The same applies in Germany, according to a manager at one of the big three hospital chains. “In badly managed public hospitals the surgeons work from 8 to 12 and then disappear. When we take over a hospital, we ask them to work afternoons. Invariably, they tell us that all their patients are emergencies who can not be scheduled for the afternoon shift. We then get the anaesthetists to monitor their behaviour. We quickly we find non-emergency cases.”

He says that if the managers of a municipally-run public hospital try to pull a similar stunt, the surgeon complains to the mayor, who tells the managers to ease off, or face hostile press coverage about lives being at risk.
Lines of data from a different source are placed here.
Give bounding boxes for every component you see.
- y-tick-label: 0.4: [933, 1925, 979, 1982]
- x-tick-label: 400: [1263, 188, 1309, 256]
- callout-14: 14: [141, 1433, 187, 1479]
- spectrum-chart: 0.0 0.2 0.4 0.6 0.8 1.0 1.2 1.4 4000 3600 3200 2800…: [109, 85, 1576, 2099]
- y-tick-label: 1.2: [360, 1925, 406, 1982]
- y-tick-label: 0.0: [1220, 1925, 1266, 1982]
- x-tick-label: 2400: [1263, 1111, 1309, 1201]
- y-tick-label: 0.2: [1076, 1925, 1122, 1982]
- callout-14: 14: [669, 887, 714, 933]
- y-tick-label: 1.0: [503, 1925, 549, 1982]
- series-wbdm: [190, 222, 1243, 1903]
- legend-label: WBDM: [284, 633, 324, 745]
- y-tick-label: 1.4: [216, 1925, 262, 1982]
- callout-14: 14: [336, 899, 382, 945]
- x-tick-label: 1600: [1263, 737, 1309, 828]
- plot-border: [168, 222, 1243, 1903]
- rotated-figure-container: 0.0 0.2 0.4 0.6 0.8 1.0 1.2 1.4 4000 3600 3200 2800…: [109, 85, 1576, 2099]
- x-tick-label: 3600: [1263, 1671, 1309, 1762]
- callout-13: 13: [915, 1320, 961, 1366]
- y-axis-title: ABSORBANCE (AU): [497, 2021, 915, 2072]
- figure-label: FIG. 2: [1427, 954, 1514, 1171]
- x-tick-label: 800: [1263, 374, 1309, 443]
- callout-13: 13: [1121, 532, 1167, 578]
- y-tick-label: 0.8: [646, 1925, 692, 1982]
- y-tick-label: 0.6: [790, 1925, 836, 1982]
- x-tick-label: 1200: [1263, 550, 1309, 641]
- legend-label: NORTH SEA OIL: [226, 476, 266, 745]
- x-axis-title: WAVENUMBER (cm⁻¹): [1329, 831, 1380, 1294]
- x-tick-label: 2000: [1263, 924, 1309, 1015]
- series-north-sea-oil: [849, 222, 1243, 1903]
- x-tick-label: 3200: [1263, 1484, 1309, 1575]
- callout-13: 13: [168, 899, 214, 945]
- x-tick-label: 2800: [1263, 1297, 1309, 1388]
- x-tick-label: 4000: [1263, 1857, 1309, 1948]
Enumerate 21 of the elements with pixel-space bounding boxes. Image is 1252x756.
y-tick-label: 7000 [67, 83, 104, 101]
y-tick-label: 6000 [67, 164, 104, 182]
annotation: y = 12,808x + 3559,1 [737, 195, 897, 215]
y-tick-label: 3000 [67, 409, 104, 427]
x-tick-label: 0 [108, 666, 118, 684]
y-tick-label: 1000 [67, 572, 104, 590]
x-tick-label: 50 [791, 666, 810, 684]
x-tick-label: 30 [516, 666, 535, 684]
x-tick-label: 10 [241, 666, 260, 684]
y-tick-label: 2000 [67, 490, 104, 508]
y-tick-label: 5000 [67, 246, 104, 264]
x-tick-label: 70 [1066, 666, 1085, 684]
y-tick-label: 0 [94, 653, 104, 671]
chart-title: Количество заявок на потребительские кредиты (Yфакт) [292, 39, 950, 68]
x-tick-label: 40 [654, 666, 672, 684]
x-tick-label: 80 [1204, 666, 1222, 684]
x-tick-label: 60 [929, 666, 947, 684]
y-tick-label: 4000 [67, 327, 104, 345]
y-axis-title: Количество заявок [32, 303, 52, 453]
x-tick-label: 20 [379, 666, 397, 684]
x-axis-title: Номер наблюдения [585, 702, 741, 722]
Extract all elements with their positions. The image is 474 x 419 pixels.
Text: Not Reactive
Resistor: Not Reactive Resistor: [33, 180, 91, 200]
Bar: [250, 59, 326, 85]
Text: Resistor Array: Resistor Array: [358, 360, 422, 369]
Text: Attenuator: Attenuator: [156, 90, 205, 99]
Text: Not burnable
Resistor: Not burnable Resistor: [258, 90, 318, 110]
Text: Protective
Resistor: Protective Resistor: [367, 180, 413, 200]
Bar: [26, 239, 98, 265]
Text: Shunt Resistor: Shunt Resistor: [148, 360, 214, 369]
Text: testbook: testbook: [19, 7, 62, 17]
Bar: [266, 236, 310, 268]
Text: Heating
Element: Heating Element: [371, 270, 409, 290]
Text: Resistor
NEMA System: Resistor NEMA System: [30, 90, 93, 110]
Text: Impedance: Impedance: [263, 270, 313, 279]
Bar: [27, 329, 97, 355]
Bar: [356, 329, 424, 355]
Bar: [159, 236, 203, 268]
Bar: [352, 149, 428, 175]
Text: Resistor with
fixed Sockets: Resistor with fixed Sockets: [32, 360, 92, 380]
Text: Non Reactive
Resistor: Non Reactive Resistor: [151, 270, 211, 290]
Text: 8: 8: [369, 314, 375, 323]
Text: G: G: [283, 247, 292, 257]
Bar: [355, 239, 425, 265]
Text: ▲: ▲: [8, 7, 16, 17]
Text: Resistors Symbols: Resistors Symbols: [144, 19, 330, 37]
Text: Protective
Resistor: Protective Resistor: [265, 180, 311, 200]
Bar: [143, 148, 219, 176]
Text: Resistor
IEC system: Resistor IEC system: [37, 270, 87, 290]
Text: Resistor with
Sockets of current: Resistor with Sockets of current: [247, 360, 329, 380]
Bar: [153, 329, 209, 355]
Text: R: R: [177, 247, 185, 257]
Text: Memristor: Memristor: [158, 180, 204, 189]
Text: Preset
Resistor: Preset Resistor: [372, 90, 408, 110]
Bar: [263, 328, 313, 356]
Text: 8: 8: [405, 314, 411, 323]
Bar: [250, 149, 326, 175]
The same applies in care homes in Germany. The manager, who used to run a 400 bed unit, says that his supervisory board was made up of 10 politicians and five employees from the works council. “The politicians didn’t read my memos and made no positive contribution. The workers’ reps could be won over – they had an interest in keeping the care home going.”
Allowing politicians to micro manage health and care delivery makes change all but impossible. Everyone is trying to make a profit from healthcare. The only difference is that for a doctor that takes the form of three hours off, whilst for a private operator it equates to a certain level of EBITDA.